Commuting Boston Student
02-04-2013, 11:30 PM
I'm assuming that the underpass road is a freeway (so, no pedestrians there) but the other road is an ordinary city street.

In that case, a simple pair of signalized on/off ramps will suffice.

Both of those designs are way too overbuilt for your average city street. I wouldn't consider one for any road smaller than, say, Route 1 in Saugus.

vanshnookenraggen
02-04-2013, 11:53 PM
There is a video somewhere of a guy who walks across a Diverging Diamond interchange as a pedestrian and it's completely ridiculous (in a bad way).

kz1000ps
02-05-2013, 02:05 AM
Both of those designs are way too overbuilt for your average city street. I wouldn't consider one for any road smaller than, say, Route 1 in Saugus.

Right; these are almost exclusively for areas with heavy suburban traffic. For instance my home city of Albany just got a SPUI on its busiest highway in its largest suburb, Colonie, and is right by the airport and big box central:

http://imageshack.us/a/img9/9062/screenshot20130205at232.jpg

Ron, here's the pedestrian accommodations:

http://imageshack.us/a/img443/2005/screenshot20130205at240.jpg

And on a side note, I'm taken by this bridge...they went for the deco look and pretty much nailed it!

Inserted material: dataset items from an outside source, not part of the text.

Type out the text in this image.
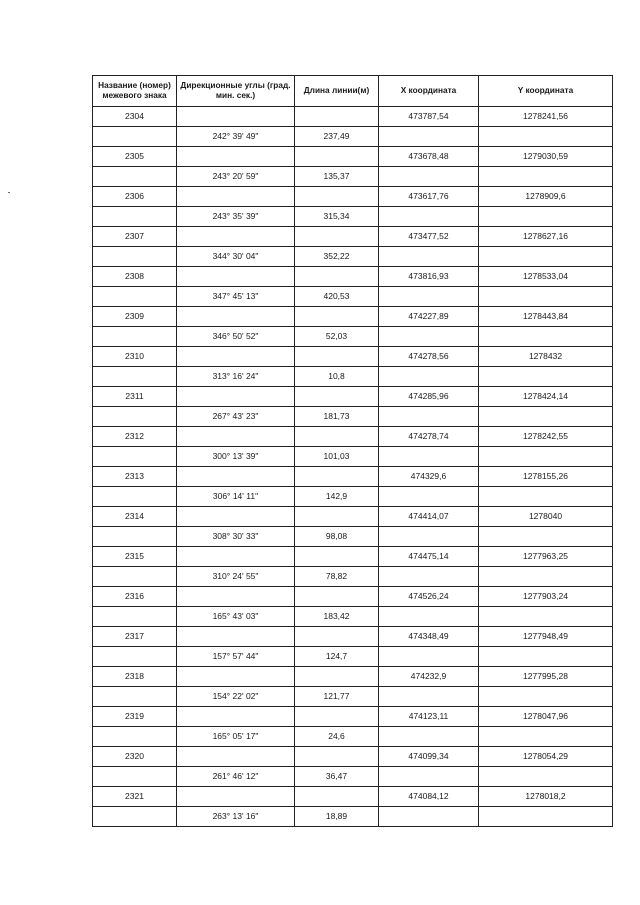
Название (номер) межевого знака	Дирекционные углы (град. мин. сек.)	Длина линии(м)	X координата	Y координата
2304			473787,54	1278241,56
	242° 39' 49"	237,49		
2305			473678,48	1279030,59
	243° 20' 59"	135,37		
2306			473617,76	1278909,6
	243° 35' 39"	315,34		
2307			473477,52	1278627,16
	344° 30' 04"	352,22		
2308			473816,93	1278533,04
	347° 45' 13"	420,53		
2309			474227,89	1278443,84
	346° 50' 52"	52,03		
2310			474278,56	1278432
	313° 16' 24"	10,8		
2311			474285,96	1278424,14
	267° 43' 23"	181,73		
2312			474278,74	1278242,55
	300° 13' 39"	101,03		
2313			474329,6	1278155,26
	306° 14' 11"	142,9		
2314			474414,07	1278040
	308° 30' 33"	98,08		
2315			474475,14	1277963,25
	310° 24' 55"	78,82		
2316			474526,24	1277903,24
	165° 43' 03"	183,42		
2317			474348,49	1277948,49
	157° 57' 44"	124,7		
2318			474232,9	1277995,28
	154° 22' 02"	121,77		
2319			474123,11	1278047,96
	165° 05' 17"	24,6		
2320			474099,34	1278054,29
	261° 46' 12"	36,47		
2321			474084,12	1278018,2
	263° 13' 16"	18,89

http://img547.imageshack.us/img547/6020/screenshot20130205at243.jpg

BostonUrbEx
02-05-2013, 06:19 AM
It really isn't a very good consideration, because by the time you even need to consider breaking out an interchange like either of those you've got two high-speed (or relatively high-speed) arterials that are actively hazardous to pedestrians.

The better design for pedestrians walking along the street is a proper signalized intersection.

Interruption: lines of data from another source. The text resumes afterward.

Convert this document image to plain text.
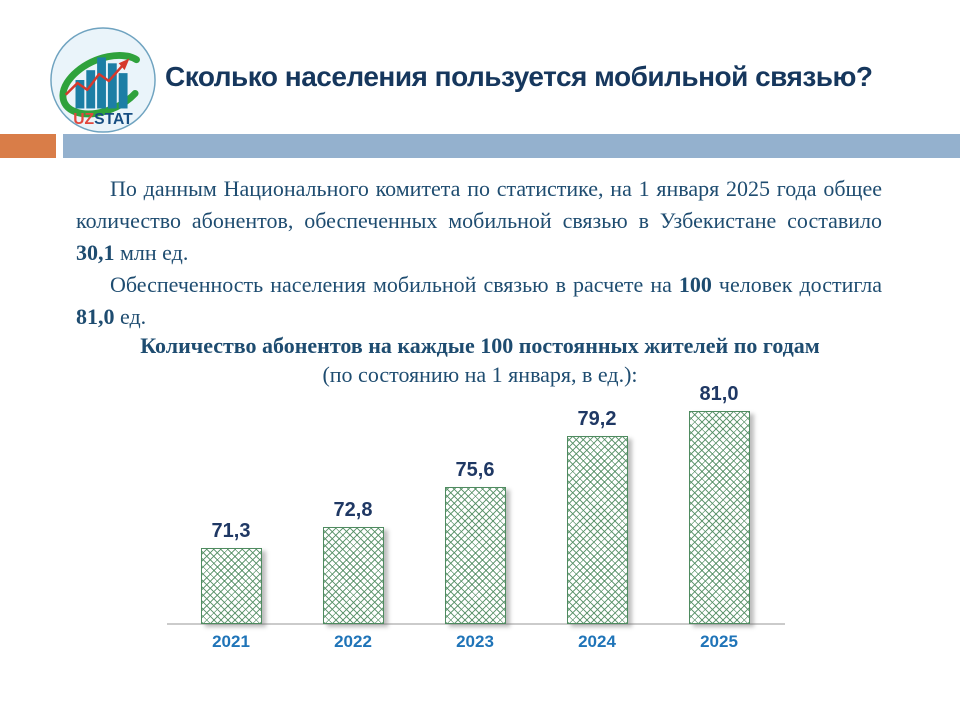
UZSTAT
Сколько населения пользуется мобильной связью?

По данным Национального комитета по статистике, на 1 января 2025 года общее количество абонентов, обеспеченных мобильной связью в Узбекистане составило 30,1 млн ед.

Обеспеченность населения мобильной связью в расчете на 100 человек достигла 81,0 ед.

Количество абонентов на каждые 100 постоянных жителей по годам (по состоянию на 1 января, в ед.):
71,3
2021
72,8
2022
75,6
2023
79,2
2024
81,0
2025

The funny thing about pedestrians is that you find them on every road, regardless of volume or speed. Even Rt 1 has pedestrians. So, yes, good consideration.

datadyne007
02-05-2013, 07:16 AM
That SPUI's quite beautiful, but there's legit no way for pedestrians to cross that street. I personally don't see this as a problem because these are made for major interchanges in auto-centric areas. You would never ever walk along either of those roads.

Commuting Boston Student
02-05-2013, 09:01 AM
That SPUI's quite beautiful, but there's legit no way for pedestrians to cross that street. I personally don't see this as a problem because these are made for major interchanges in auto-centric areas. You would never ever walk along either of those roads.

Right, and that's not necessarily a bad thing, either.

I certainly wouldn't want to encourage pedestrians anywhere in the vicinity of (to pick an example where I think a DDI would be appropriate) the 24/44 interchange in Raynham. And where there's a significant number of pedestrians actively endangering themselves as BostonUrbEx suggests is happening on Route 1 in Saugus, the appropriate course of action to take is to either downgrade the road or provide completely separate pedestrian facilities.

(And for the record, there's more than enough room to provide a separated pedestrian path with pedestrian overpasses on Route 1. I think I'd prefer to see it put on a road diet, but if that's not an option...)

vanshnookenraggen
02-05-2013, 10:24 AM
http://imageshack.us/a/img9/9062/screenshot20130205at232.jpg


Latham Circle Mall.... wow, memories.

Corey
02-05-2013, 11:32 AM
There is a video somewhere of a guy who walks across a Diverging Diamond interchange as a pedestrian and it's completely ridiculous (in a bad way).

You may be referencing this video (http://www.theatlanticcities.com/design/2011/11/diverging-diamond-interchange-abomination/453/) (I happened to see it posted on Reddit the other day), which provides a tour of the pedestrian and bicycle accommodations on a diverging diamond interchange in suburban Missouri. As most have pointed out, these sorts of designs are primarily intended for auto-centric areas wouldn't be as feasible in a city environment. The one posted above in Albany actually looks pretty accommodating for pedestrians, not much worse than a cloverleaf intersection (although that isn't saying much).